F1のタイガー・ウッズ ハミルトン、黒人として初の年間王者に 産経新聞

 ブラジル・サンパウロで行われた自動車F1シリーズ最終戦で2日、マクラーレン・メルセデスの黒人ドライバー、ルイス・ハミルトン(英国)が5位に入り、F1参戦2年目で初の年間優勝を果たした。23歳での王座獲得は2005年のフェルナンド・アロンソ(スペイン、ルノー)の24歳を抜き史上最年少。“F1界のタイガー・ウッズ”が自動車レースの最高峰で人種の壁を破った。(ロンドン 木村正人)

 英BBCに、ラジコンカーの操縦機を操るハミルトン少年の映像が残っている。離ればなれに暮らしていた父、アンソニーさんから、5歳になったハミルトンに贈られた誕生日プレゼント。1台のラジコンカーが最初の一歩だった。

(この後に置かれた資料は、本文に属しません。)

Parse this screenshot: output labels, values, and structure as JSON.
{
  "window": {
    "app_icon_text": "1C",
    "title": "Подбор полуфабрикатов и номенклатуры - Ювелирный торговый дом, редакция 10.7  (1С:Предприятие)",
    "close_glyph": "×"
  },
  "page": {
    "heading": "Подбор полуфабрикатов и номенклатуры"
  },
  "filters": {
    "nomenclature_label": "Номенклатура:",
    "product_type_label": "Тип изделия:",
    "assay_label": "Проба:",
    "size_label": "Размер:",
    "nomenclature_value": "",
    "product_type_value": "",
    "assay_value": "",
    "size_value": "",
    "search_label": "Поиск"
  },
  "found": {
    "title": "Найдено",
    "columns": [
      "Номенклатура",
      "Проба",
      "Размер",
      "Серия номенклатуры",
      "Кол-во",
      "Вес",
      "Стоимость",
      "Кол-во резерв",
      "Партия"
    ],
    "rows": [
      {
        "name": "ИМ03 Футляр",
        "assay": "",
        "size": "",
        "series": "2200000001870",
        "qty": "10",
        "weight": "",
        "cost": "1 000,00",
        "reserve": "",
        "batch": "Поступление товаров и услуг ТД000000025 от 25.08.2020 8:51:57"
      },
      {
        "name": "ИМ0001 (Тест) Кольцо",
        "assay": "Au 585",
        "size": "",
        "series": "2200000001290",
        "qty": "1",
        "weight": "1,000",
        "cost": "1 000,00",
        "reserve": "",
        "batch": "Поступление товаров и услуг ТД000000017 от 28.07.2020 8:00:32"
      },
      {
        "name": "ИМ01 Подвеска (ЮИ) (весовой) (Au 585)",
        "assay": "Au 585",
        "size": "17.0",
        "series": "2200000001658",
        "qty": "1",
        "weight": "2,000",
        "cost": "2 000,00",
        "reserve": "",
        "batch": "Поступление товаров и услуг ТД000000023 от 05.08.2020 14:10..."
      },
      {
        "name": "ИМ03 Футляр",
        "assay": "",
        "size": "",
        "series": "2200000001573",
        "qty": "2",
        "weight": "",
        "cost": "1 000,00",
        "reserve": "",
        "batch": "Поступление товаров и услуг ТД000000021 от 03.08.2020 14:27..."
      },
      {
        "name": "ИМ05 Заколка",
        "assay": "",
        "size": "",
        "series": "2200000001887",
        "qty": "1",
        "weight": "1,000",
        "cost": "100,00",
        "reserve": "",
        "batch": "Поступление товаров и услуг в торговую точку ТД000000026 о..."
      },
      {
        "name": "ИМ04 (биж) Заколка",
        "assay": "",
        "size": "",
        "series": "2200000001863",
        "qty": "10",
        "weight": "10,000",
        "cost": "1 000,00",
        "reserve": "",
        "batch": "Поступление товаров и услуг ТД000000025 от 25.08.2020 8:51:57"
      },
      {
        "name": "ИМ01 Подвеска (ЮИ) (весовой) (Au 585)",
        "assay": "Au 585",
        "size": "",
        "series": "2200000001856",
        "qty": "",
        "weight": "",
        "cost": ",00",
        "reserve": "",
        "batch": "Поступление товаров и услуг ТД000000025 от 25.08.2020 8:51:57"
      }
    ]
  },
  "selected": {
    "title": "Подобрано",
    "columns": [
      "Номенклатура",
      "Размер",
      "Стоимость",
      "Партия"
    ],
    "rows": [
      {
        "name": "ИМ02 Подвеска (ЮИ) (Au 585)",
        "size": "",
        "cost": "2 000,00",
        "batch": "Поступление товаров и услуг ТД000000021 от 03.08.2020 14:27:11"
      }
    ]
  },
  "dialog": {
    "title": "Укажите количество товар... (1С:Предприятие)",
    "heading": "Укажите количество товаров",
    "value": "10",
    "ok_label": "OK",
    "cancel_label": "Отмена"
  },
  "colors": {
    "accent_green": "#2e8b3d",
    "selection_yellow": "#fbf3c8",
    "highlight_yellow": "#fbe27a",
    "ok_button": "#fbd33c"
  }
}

 ラジコンカーに夢中になったハミルトンは7歳のとき、国内大会で大人を相手に準優勝。その年のクリスマスにはレーシングカートを手に入れた。過去9人のオーナーを経てきたオンボロだったが、父の手で新品同然に修理された。その愛車を駆って初レースを制した。週末になると、カートや生活用品を詰め込んだトレーラーをつないだ古い乗用車で父親と各地を転戦し、腕を磨いていった。

 1985年、黒人のアンソニーさんと白人の母の間に生まれた。祖父はカリブ海のグレナダ出身の移民だった。10歳のとき、マクラーレンのロン・デニス代表に「いつかあなたのチームでF1を走りたい」と直訴した話は有名だ。才能をいち早く見抜いたデニス代表から英才教育を施され、昨年、黒人として初めてF1にデビュー。最後まで年間優勝争いを演じた。しかし、「レース界のタイガー・ウッズ」ともてはやされる一方で、肌の色に対する偏見に付きまとわれた。

 デニス代表は英BBC放送に「皮膚の色がメディアのヘッドラインを独占する価値があることには気づいていた。しかし、彼が黒人であることを考慮したことは一度もない」と語ったが、シーズン開幕前、スペインで行われたテストでは観客席に人種差別的な言葉が書かれた横断幕が掲げられ、ブーイングを浴びた。今季最終戦前にも、黒人のハミルトンに対する悪意に満ちたコメントが多数書き込まれたウェブサイトの存在が明らかになった。

 「ルイスは最高のドライバーだ」。カートに乗る黒人の少年たちはみな、ハミルトンにあこがれる。白人優位のF1界。ハミルトンの快挙が新しい時代への扉を押し開けた。